この機能を有効にしたうえで、グループの検索結果のギャラリーに以下の式を設定します。(各行を選択した時のアクション)

Select(Parent);
Set(groupOwners,Office365Groups.HttpRequest("https://graph.microsoft.com/v1.0/groups/"&ThisItem.id&"/owners","GET",""))
ポイントはOffice365Groups.HttpRequest("https://graph.microsoft.com/v1.0/groups/"&ThisItem.id&"/owners","GET","") です。
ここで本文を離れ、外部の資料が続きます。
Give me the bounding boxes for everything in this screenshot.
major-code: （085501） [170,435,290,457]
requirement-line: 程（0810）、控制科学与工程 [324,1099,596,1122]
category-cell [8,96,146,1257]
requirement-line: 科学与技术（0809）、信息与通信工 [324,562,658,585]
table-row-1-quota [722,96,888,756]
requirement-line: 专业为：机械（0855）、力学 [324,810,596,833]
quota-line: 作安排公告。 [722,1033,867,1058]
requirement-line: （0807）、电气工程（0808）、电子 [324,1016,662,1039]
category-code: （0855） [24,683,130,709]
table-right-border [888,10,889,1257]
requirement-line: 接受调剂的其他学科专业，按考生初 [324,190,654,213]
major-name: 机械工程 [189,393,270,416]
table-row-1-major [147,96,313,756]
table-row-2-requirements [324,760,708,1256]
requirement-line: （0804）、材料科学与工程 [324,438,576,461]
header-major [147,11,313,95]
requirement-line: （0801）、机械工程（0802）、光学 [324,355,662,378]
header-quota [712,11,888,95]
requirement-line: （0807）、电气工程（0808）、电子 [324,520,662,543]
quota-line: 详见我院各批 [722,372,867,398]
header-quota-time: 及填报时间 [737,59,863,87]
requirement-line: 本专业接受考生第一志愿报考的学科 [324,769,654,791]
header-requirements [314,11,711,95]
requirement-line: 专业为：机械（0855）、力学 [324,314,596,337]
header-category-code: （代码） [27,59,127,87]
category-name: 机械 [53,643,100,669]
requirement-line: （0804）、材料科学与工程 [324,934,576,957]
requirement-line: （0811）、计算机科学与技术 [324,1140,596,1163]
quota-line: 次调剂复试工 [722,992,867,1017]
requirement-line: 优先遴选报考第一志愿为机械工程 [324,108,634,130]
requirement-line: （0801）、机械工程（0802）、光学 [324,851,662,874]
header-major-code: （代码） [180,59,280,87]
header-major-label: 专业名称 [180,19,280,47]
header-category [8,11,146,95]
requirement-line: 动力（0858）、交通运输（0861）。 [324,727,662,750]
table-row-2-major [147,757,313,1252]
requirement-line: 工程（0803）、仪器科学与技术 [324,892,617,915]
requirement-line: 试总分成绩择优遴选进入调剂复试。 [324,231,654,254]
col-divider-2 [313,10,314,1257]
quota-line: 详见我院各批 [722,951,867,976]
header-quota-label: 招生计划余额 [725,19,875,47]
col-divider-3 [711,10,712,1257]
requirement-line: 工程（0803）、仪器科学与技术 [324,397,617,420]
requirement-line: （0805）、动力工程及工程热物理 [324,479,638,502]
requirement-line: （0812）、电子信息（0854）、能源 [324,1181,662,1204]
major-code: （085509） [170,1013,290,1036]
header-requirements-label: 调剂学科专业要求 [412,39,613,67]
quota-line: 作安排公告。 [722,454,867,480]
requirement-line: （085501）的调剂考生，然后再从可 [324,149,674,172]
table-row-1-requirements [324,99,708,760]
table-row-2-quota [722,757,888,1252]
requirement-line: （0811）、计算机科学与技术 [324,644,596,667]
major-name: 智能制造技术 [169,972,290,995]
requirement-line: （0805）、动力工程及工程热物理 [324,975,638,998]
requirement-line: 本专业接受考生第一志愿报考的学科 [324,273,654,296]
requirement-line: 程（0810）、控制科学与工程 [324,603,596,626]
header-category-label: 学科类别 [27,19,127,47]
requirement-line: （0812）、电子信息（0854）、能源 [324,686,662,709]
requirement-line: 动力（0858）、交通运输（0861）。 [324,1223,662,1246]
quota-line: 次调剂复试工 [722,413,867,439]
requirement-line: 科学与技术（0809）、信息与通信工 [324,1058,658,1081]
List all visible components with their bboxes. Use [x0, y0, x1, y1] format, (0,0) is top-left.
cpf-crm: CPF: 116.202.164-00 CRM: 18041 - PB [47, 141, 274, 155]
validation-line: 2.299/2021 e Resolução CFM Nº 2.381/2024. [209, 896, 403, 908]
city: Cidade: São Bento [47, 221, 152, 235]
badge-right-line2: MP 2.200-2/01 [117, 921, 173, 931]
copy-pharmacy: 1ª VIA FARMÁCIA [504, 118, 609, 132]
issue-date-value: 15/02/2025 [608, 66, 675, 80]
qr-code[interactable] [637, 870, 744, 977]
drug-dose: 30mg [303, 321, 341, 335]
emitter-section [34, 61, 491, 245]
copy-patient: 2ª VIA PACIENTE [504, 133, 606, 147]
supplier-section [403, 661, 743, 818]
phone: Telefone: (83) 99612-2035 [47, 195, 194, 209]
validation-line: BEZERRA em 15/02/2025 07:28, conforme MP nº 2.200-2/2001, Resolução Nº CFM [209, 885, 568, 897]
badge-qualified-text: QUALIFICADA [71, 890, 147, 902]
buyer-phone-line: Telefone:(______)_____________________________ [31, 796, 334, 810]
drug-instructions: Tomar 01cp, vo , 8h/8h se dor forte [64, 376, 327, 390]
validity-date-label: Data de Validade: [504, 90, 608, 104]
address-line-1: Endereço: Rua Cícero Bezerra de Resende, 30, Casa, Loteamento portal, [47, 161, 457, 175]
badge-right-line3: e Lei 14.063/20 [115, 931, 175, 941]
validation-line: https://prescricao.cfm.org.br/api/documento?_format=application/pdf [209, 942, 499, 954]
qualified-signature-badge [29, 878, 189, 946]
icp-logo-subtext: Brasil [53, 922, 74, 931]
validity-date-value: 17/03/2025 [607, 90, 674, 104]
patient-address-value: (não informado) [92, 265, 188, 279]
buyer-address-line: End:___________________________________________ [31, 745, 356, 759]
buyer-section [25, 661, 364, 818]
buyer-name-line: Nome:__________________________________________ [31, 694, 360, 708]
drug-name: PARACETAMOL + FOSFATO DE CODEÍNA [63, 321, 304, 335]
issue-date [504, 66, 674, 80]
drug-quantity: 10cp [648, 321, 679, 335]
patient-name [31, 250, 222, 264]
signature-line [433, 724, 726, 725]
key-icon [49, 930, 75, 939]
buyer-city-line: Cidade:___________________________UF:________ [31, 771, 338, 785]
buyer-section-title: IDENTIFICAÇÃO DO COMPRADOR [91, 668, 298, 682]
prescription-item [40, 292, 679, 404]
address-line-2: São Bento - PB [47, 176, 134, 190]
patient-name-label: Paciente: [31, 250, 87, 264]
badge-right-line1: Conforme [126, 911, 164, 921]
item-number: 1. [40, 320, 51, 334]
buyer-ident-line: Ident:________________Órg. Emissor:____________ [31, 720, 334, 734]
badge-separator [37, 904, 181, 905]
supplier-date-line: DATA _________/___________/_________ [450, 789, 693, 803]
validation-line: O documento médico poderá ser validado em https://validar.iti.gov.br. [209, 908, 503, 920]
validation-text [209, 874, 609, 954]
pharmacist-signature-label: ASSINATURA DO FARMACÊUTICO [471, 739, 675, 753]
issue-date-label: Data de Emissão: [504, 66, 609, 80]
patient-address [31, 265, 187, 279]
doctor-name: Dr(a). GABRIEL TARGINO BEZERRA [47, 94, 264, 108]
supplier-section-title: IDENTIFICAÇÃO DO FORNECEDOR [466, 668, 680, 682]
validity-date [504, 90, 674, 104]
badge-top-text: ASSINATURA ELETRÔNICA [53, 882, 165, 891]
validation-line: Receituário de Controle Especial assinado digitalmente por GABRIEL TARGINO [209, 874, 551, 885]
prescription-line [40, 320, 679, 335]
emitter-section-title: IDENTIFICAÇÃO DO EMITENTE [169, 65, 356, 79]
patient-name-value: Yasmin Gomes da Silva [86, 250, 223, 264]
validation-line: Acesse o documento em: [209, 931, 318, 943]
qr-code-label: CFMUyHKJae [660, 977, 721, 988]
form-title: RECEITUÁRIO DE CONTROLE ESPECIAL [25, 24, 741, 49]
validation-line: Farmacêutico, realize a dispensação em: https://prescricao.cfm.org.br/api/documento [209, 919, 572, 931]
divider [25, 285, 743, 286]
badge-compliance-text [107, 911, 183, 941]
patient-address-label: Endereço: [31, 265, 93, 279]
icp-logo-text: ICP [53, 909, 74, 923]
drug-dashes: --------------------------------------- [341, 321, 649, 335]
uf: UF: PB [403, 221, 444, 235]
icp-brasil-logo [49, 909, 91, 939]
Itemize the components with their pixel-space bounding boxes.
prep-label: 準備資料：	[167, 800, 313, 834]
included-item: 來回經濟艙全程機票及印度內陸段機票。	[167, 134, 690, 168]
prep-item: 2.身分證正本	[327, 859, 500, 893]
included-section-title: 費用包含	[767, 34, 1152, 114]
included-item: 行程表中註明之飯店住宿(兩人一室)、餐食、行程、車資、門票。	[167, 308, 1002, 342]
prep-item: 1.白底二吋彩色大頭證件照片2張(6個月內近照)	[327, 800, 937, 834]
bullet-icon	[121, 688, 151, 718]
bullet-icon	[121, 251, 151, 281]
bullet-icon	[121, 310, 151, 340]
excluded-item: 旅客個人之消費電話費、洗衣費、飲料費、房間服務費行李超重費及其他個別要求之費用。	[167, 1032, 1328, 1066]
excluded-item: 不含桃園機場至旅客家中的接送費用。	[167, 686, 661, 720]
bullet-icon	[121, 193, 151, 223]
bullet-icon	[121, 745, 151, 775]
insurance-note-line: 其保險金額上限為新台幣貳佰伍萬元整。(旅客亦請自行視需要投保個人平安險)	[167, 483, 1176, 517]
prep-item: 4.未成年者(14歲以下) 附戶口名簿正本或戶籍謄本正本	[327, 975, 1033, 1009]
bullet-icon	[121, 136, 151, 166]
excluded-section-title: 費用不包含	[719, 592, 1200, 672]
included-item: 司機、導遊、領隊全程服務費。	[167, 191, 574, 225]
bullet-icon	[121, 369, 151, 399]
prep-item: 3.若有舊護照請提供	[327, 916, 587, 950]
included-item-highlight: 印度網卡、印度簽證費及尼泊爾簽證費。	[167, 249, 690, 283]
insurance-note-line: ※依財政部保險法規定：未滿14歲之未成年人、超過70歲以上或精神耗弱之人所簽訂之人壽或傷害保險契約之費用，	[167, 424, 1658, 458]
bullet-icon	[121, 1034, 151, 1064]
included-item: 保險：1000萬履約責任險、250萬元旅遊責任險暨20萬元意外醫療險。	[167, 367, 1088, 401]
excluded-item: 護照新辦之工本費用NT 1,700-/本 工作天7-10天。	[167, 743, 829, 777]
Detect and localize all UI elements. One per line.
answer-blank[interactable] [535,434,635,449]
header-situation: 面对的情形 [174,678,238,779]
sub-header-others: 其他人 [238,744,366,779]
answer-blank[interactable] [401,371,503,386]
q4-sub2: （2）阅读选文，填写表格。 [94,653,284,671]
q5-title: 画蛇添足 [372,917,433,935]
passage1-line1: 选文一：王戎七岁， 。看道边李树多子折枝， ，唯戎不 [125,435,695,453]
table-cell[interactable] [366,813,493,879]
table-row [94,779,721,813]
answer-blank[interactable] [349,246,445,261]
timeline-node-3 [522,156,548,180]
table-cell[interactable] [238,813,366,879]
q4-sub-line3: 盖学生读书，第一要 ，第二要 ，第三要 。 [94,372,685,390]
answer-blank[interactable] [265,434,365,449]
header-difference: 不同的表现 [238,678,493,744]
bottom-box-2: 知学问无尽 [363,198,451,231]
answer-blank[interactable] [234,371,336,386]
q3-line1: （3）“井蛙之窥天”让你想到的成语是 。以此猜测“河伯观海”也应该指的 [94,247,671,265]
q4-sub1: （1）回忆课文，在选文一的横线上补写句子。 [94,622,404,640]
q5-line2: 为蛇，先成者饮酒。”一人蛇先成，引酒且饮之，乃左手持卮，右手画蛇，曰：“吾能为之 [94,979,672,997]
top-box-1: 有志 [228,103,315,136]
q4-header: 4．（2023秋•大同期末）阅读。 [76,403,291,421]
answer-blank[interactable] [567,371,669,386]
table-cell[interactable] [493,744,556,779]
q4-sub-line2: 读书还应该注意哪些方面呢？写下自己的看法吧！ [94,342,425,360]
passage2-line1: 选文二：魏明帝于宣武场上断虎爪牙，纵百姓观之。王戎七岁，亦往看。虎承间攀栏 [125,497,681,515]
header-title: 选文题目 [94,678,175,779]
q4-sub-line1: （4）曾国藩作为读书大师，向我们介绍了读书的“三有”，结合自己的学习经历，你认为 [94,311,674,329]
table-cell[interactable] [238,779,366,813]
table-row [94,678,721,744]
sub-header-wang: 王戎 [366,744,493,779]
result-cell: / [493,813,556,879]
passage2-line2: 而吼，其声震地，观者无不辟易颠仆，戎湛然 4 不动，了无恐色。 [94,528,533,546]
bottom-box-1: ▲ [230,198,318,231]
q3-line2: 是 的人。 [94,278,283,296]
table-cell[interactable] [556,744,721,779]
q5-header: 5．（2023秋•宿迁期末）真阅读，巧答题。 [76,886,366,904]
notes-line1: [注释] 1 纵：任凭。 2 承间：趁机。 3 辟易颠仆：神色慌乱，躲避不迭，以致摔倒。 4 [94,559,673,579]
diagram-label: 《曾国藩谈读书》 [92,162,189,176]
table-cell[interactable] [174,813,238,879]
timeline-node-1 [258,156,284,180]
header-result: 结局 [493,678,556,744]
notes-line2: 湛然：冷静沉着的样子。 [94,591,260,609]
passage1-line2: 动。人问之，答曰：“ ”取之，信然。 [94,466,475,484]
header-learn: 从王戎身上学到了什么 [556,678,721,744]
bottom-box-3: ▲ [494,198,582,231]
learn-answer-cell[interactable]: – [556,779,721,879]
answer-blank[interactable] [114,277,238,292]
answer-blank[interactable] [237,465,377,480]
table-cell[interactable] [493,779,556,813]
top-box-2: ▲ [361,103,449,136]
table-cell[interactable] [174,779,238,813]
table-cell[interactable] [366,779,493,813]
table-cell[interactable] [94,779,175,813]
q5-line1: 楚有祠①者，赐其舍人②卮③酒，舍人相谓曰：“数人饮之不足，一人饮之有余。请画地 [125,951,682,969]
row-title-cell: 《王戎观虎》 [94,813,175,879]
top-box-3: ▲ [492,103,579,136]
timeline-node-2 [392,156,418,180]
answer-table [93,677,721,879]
まさにGraph API を実行している部分になります。
最初のパラメータ https://graph.microsoft.com/v1.0/groups/"&ThisItem.id&"/owners でグループのオーナーをとるURLを指定して、2個目のパラメータ "GET" がメソッドにあたります。
List group owners - Microsoft Graph v1.0 | Microsoft Learn
Power Automate で言えば以下のようなアクションの設定です。

これでオーナーの一覧が変数に入りました。この変数は今Untyped Object (明示的に型が指定されていないデータ) になっているので、Power Appsのほうでデータ型を指定してあげます。

Table(groupOwners.value)
これで Power Apps で扱えるテーブル型のデータ (= オーナー一覧のデータ) が得られました。あとはギャラリー内のラベルに対して、必要な属性名を使って
Text(ThisItem.Value.displayName)
のように構成していきます。
なお、オーナーの情報でどんな属性が取れるかは、一度 Power Automateで同じアクションを実行してみるとわかりやすいです。

次にメンバー一覧です。メンバー一覧の取得は https://graph.microsoft.com/v1.0/groups/"&ThisItem.id&"/members というようなURLになります。
List group members - Microsoft Graph v1.0 | Microsoft Learn
ここでは追加で必要な属性情報をとりたいので、$select というURLパラメータを使って属性を指定します。 https://graph.microsoft.com/v1.0/groups/" & ThisItem.id & "/members?$select=displayName,companyName,mail,employeeId,onPremisesExtensionAttributes
どんな属性名かわからん!という場合には公式のレファレンスを確認してください。
user リソースの種類 - Microsoft Graph v1.0 | Microsoft Learn

Set(
groupMembers,
Office365Groups.HttpRequest(
"https://graph.microsoft.com/v1.0/groups/" & ThisItem.id & "/members?$select=displayName,companyName,mail,employeeId,onPremisesExtensionAttributes&$top=200",
"GET",
""
)
);
Power Apps上の数式はオーナーの場合とほぼ同じです。
ユーザー一覧がこれでとれたので、ギャラリーに Table(groupMembers.value) を指定して、

必要な属性名を Text(ThisItem.Value.employeeId) といった具合に、ラベルに設定します。

これでほしかったアプリの完成です。(ほんとはページングの処理とかするけど)

このように、Power Automate 同様、 Office 365 Groups の HTTP要求アクションを利用することで標準のアクションで足りない情報や、そもそもアクションがないみたいなケースに対応できる可能性があります。
ただし注意点は Untyped Objectに関する試験的な機能を有効にしないといけないことです。ちょっと最初は難しいかもしれませんが、Power Automateの方で試したりして慣れていくと非常に強力な手法だと思います。是非お試しあれ~。